I went in and the place was two rooms that I would describe more as under-furnished; still, pleasant enough with its floral wallpaper and fleur-de-lis rugs. The lumpy double bed had a lumpy woman in it. In a slip, she was walking the line between deep sleep and out cold. The nightstand bore two whiskey bottles (one empty, one two-thirds empty), a water glass and the small radio Steve bought yesterday.
And one other thing: an envelope addressed with “Mrs. Esther Grant” scrawled on it. Inside was a note, similarly hasty: “Had to move bags in a hurry as report came in on radio — Girl next door looked funny — Couldn’t wake you — Stay here and I’ll call you when I can.”
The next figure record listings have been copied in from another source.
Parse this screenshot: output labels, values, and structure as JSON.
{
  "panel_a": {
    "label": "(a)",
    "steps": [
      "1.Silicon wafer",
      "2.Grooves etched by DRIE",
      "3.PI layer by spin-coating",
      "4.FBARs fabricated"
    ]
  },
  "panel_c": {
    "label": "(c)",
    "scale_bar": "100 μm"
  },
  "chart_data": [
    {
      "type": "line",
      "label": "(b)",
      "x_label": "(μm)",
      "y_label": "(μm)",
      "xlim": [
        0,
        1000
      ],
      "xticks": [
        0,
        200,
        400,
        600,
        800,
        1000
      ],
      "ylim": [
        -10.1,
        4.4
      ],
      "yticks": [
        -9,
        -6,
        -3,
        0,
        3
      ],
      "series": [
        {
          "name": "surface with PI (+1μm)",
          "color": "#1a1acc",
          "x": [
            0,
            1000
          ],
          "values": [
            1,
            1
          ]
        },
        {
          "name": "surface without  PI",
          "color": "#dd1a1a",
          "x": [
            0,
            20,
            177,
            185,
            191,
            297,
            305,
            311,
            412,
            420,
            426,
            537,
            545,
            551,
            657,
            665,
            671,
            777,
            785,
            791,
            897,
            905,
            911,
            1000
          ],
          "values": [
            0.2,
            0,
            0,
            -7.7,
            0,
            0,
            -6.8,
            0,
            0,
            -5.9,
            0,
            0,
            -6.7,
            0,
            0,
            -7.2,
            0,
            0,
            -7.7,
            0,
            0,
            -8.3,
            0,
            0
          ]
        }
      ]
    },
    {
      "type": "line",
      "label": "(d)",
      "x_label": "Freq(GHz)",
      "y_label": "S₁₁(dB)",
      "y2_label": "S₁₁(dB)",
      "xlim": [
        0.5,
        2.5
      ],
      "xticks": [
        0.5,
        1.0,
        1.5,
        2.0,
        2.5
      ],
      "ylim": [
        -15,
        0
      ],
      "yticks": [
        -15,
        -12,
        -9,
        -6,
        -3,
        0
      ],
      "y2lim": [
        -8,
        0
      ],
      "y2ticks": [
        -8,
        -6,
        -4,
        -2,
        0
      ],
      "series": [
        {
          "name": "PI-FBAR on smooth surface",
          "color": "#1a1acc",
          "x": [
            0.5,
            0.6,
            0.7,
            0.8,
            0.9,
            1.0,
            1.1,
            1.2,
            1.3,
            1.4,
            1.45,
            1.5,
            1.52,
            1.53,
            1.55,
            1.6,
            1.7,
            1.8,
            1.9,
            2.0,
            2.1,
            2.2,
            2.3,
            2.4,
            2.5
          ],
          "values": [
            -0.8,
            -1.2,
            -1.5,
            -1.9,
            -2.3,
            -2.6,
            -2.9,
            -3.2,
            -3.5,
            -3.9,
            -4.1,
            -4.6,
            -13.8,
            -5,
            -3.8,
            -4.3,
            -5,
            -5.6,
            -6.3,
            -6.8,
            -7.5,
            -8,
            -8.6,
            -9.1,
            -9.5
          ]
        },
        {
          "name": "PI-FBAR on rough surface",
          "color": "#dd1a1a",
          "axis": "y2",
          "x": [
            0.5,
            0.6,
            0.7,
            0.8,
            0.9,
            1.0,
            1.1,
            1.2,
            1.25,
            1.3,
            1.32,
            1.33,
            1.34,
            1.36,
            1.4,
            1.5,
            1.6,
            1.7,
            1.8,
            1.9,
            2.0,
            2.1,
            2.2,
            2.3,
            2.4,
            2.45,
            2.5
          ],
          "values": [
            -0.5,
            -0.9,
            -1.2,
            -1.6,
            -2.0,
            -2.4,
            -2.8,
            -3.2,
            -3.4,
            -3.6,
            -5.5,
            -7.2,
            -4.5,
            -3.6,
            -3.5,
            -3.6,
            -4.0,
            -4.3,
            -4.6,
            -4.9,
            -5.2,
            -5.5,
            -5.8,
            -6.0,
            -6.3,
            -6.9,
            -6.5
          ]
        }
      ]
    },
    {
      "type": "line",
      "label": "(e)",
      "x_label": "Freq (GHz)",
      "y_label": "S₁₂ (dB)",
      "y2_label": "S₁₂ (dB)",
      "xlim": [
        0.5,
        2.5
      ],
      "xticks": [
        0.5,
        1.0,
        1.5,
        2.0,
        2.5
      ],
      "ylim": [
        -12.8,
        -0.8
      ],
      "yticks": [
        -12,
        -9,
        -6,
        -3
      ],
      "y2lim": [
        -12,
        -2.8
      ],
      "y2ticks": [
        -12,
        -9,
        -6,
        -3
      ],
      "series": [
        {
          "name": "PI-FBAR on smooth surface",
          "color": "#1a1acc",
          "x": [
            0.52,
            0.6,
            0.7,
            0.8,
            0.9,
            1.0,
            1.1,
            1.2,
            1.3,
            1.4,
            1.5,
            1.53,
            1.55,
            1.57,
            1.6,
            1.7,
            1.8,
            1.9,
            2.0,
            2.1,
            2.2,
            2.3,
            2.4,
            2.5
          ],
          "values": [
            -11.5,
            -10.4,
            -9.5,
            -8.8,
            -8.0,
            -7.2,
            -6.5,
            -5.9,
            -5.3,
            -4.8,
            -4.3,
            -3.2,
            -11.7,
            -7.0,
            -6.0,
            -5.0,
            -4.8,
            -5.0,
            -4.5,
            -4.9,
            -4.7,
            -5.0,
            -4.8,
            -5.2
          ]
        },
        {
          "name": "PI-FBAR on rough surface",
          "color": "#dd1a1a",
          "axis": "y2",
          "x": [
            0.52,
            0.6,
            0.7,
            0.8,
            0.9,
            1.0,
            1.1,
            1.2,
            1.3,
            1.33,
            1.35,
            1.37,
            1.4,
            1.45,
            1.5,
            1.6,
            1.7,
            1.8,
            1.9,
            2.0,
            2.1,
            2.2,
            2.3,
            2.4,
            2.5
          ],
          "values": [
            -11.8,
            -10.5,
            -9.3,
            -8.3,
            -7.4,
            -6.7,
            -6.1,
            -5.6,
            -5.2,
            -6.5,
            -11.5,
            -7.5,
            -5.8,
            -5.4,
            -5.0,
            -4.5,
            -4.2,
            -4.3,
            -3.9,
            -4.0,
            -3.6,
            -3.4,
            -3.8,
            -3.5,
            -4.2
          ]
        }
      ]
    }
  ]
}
On a bureau was a brown cloth purse and in it was $2,500 in twenties and tens, and another note, folded in half: “Stay where you are baby. I will see you in short order. Tell them you are not well and they will bring you food. Just say your husband was called away unexpectedly.”
I got a pad from my sport coat and jotted down a dozen of the serial numbers, then returned the money to the purse.
Mrs. Grant seemed to be rousing a little. I went over and sat on the bed by her. She groaned and so did the mattress — not a Beautyrest. Nor was Steve’s “Bonnie” a beauty at rest. She had a contusion over her left eye and a red streak across the bridge of her nose. Her dark hair medium length and unkempt, she reminded me of a dissipated version of Patsy Kelly, the movie comedienne you used to see in the thirties and early forties with Thelma Todd or maybe the Ritz Brothers.